Upper Bound on Expected Value of $n$ i.i.d. Poisson random variables.

Question

Let $\{X_i \}_{i=1}^n$ be i.i.d. from a Poisson random variable with mean $\lambda$ and let $$M_n = \max_{1 \le i \le n} X_i.$$ What is a tight upper bound on $\mathbb{E}[M_n]$? I can prove that \begin{equation} \mathbb{E}[M_n] \le \frac{(\lambda+1) \log n}{\log \log n} + O \left( \frac{1}{\log \log n} \right) \end{equation} but numerically this bound is not tight. Can someone give a tighter analysis or point to a reference with one?

Proof of my bound:

Let $s > 0$. Then by Jensen's inequality, $$ e^{s \mathbb{E}[M_n]} \le \mathbb{E}[e^{sM_n}] \le \sum_{i-1}^n \mathbb{E}[e^{sX_i}] = ne^{\lambda(e^s-1)}$$ from the moment generating function.

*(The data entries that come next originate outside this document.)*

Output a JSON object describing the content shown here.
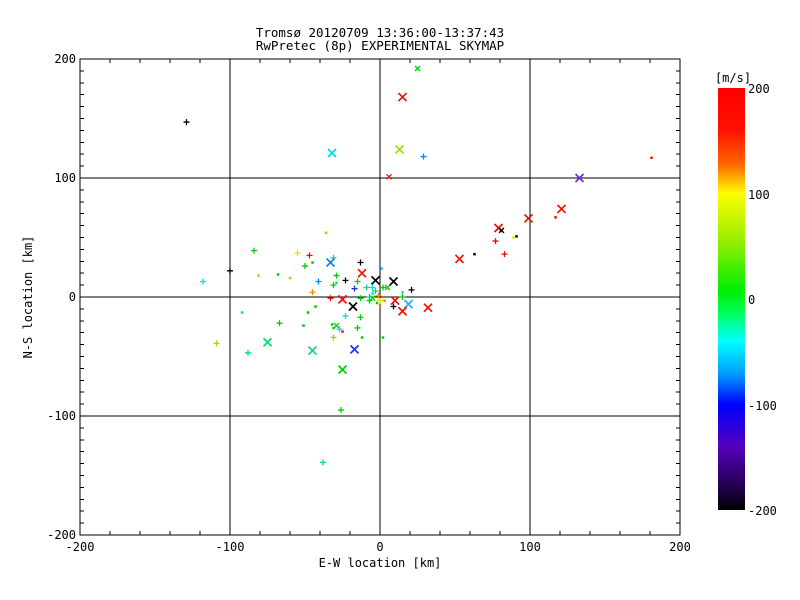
{
  "window": {
    "title": "Tromsø 20120709 13:36:00-13:37:43",
    "subtitle": "RwPretec (8p) EXPERIMENTAL SKYMAP"
  },
  "colors": {
    "background": "#ffffff",
    "axis": "#000000",
    "text": "#000000"
  },
  "chart_data": {
    "type": "scatter",
    "title": "Tromsø 20120709 13:36:00-13:37:43",
    "subtitle": "RwPretec (8p) EXPERIMENTAL SKYMAP",
    "xlabel": "E-W location [km]",
    "ylabel": "N-S location [km]",
    "xlim": [
      -200,
      200
    ],
    "ylim": [
      -200,
      200
    ],
    "x_ticks": [
      -200,
      -100,
      0,
      100,
      200
    ],
    "y_ticks": [
      -200,
      -100,
      0,
      100,
      200
    ],
    "x_minor_step": 20,
    "y_minor_step": 10,
    "grid_lines_x": [
      -100,
      0,
      100
    ],
    "grid_lines_y": [
      -100,
      0,
      100
    ],
    "colorbar": {
      "label": "[m/s]",
      "min": -200,
      "max": 200,
      "ticks": [
        200,
        100,
        0,
        -100,
        -200
      ],
      "gradient_top_to_bottom": [
        "#ff0000",
        "#ff6600",
        "#ffff00",
        "#99ee00",
        "#00ee00",
        "#00ffff",
        "#0000ff",
        "#5500bb",
        "#000000"
      ]
    },
    "marker_types": {
      "X": "large cross",
      "x": "small cross",
      "p": "plus",
      "d": "dot"
    },
    "points": [
      [
        25,
        192,
        "#00cc00",
        "x"
      ],
      [
        15,
        168,
        "#ee1100",
        "X"
      ],
      [
        -129,
        147,
        "#000000",
        "p"
      ],
      [
        -32,
        121,
        "#00dddd",
        "X"
      ],
      [
        13,
        124,
        "#99dd00",
        "X"
      ],
      [
        29,
        118,
        "#0088ff",
        "p"
      ],
      [
        6,
        101,
        "#ee1100",
        "x"
      ],
      [
        181,
        117,
        "#ee1100",
        "d"
      ],
      [
        133,
        100,
        "#6633cc",
        "X"
      ],
      [
        121,
        74,
        "#ee1100",
        "X"
      ],
      [
        117,
        67,
        "#ee1100",
        "d"
      ],
      [
        99,
        66,
        "#ee1100",
        "X"
      ],
      [
        79,
        58,
        "#ee1100",
        "X"
      ],
      [
        81,
        56,
        "#000000",
        "x"
      ],
      [
        77,
        47,
        "#ee1100",
        "p"
      ],
      [
        89,
        50,
        "#eedd00",
        "d"
      ],
      [
        91,
        51,
        "#000000",
        "d"
      ],
      [
        63,
        36,
        "#000000",
        "d"
      ],
      [
        83,
        36,
        "#ee1100",
        "p"
      ],
      [
        53,
        32,
        "#ee1100",
        "X"
      ],
      [
        -31,
        33,
        "#00ddaa",
        "p"
      ],
      [
        -13,
        29,
        "#000000",
        "p"
      ],
      [
        -12,
        20,
        "#ee1100",
        "X"
      ],
      [
        1,
        24,
        "#22aaff",
        "d"
      ],
      [
        -29,
        18,
        "#00cc00",
        "p"
      ],
      [
        -23,
        14,
        "#000000",
        "p"
      ],
      [
        -15,
        13,
        "#00cc00",
        "p"
      ],
      [
        -3,
        14,
        "#000000",
        "X"
      ],
      [
        9,
        13,
        "#000000",
        "X"
      ],
      [
        -31,
        10,
        "#00cc00",
        "p"
      ],
      [
        -17,
        7,
        "#2233dd",
        "p"
      ],
      [
        -9,
        8,
        "#00ddaa",
        "p"
      ],
      [
        -5,
        8,
        "#00dddd",
        "p"
      ],
      [
        2,
        8,
        "#00cc00",
        "p"
      ],
      [
        5,
        8,
        "#00cc00",
        "x"
      ],
      [
        15,
        4,
        "#00dddd",
        "d"
      ],
      [
        21,
        6,
        "#000000",
        "p"
      ],
      [
        -33,
        -1,
        "#ee1100",
        "p"
      ],
      [
        -25,
        -2,
        "#ee1100",
        "X"
      ],
      [
        -13,
        -1,
        "#00cc00",
        "p"
      ],
      [
        -7,
        0,
        "#00ddaa",
        "p"
      ],
      [
        -5,
        -1,
        "#00cc00",
        "x"
      ],
      [
        -1,
        1,
        "#ff8800",
        "p"
      ],
      [
        0,
        -3,
        "#eedd00",
        "p"
      ],
      [
        3,
        -3,
        "#ff8800",
        "d"
      ],
      [
        10,
        -3,
        "#ee1100",
        "X"
      ],
      [
        15,
        0,
        "#00cc00",
        "p"
      ],
      [
        -18,
        -8,
        "#000000",
        "X"
      ],
      [
        0,
        -8,
        "#ff8800",
        "d"
      ],
      [
        9,
        -8,
        "#000000",
        "p"
      ],
      [
        19,
        -6,
        "#22aaff",
        "X"
      ],
      [
        15,
        -12,
        "#ee1100",
        "X"
      ],
      [
        32,
        -9,
        "#ee1100",
        "X"
      ],
      [
        -23,
        -16,
        "#00dddd",
        "p"
      ],
      [
        -13,
        -17,
        "#00cc00",
        "p"
      ],
      [
        -29,
        -24,
        "#00cc00",
        "x"
      ],
      [
        -27,
        -27,
        "#00dddd",
        "p"
      ],
      [
        -25,
        -29,
        "#ee1100",
        "d"
      ],
      [
        -15,
        -26,
        "#00cc00",
        "p"
      ],
      [
        -12,
        -34,
        "#00cc00",
        "d"
      ],
      [
        2,
        -34,
        "#00cc00",
        "d"
      ],
      [
        -31,
        -34,
        "#99dd00",
        "p"
      ],
      [
        -45,
        -45,
        "#00dd77",
        "X"
      ],
      [
        -17,
        -44,
        "#2233dd",
        "X"
      ],
      [
        -25,
        -61,
        "#00cc00",
        "X"
      ],
      [
        -26,
        -95,
        "#00cc00",
        "p"
      ],
      [
        -38,
        -139,
        "#00dd77",
        "p"
      ],
      [
        -118,
        13,
        "#00dddd",
        "p"
      ],
      [
        -100,
        22,
        "#000000",
        "p"
      ],
      [
        -92,
        -13,
        "#00ddaa",
        "d"
      ],
      [
        -109,
        -39,
        "#99dd00",
        "p"
      ],
      [
        -75,
        -38,
        "#00dd77",
        "X"
      ],
      [
        -88,
        -47,
        "#00dd77",
        "p"
      ],
      [
        -84,
        39,
        "#00cc00",
        "p"
      ],
      [
        -81,
        18,
        "#99dd00",
        "d"
      ],
      [
        -68,
        19,
        "#00cc00",
        "d"
      ],
      [
        -60,
        16,
        "#99dd00",
        "d"
      ],
      [
        -55,
        37,
        "#eedd00",
        "p"
      ],
      [
        -47,
        35,
        "#ee1100",
        "p"
      ],
      [
        -50,
        26,
        "#00cc00",
        "p"
      ],
      [
        -45,
        29,
        "#00cc00",
        "d"
      ],
      [
        -36,
        54,
        "#99dd00",
        "d"
      ],
      [
        -33,
        29,
        "#0088ff",
        "X"
      ],
      [
        -41,
        13,
        "#0088ff",
        "p"
      ],
      [
        -45,
        4,
        "#ff8800",
        "p"
      ],
      [
        -29,
        12,
        "#00ddaa",
        "d"
      ],
      [
        -67,
        -22,
        "#00cc00",
        "p"
      ],
      [
        -51,
        -24,
        "#00cc00",
        "d"
      ],
      [
        -32,
        -23,
        "#00cc00",
        "d"
      ],
      [
        -31,
        -26,
        "#00cc00",
        "d"
      ],
      [
        -48,
        -13,
        "#00cc00",
        "d"
      ],
      [
        -43,
        -8,
        "#00cc00",
        "d"
      ],
      [
        -5,
        3,
        "#00ddaa",
        "d"
      ],
      [
        -3,
        5,
        "#00dd77",
        "p"
      ],
      [
        -7,
        -3,
        "#00cc00",
        "p"
      ],
      [
        -2,
        -5,
        "#00cc00",
        "d"
      ]
    ]
  }
}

Then taking the logarithm of both sides gives $$ \mathbb{E}[M_n] \le \frac{\log n}s + \frac{\lambda(e^s-1)}{s}.$$ Finally, the minimum of the function on the right hand side should be around $s = \log \log n$ which gives the bound above.

Answer 1

The paper https://arxiv.org/pdf/0903.4373.pdf mentions that as $n \to \infty$, $M_n$ becomes concentrated at two adjacent values located asymptotically at $\sim \log n/ \log \log n$ independent of $\lambda$ with probability approaching 1. Even tighter estimates are given there.

Answer 2

After the fact, but a quick observation: in your proof, set instead $$ s \stackrel{\rm def}{=} \log\left(\frac{\log n}{\lambda}+1\right) $$ Then $$ \mathbb{E}[M_n] \leq \frac{\log n}{s} + \frac{\lambda(e^s-1)}{s} = \frac{2\log n}{s} \operatorname*{\sim}_{n\to\infty} 2\frac{\log n}{\log\log n} $$ which is better than your bound for $\lambda >1$.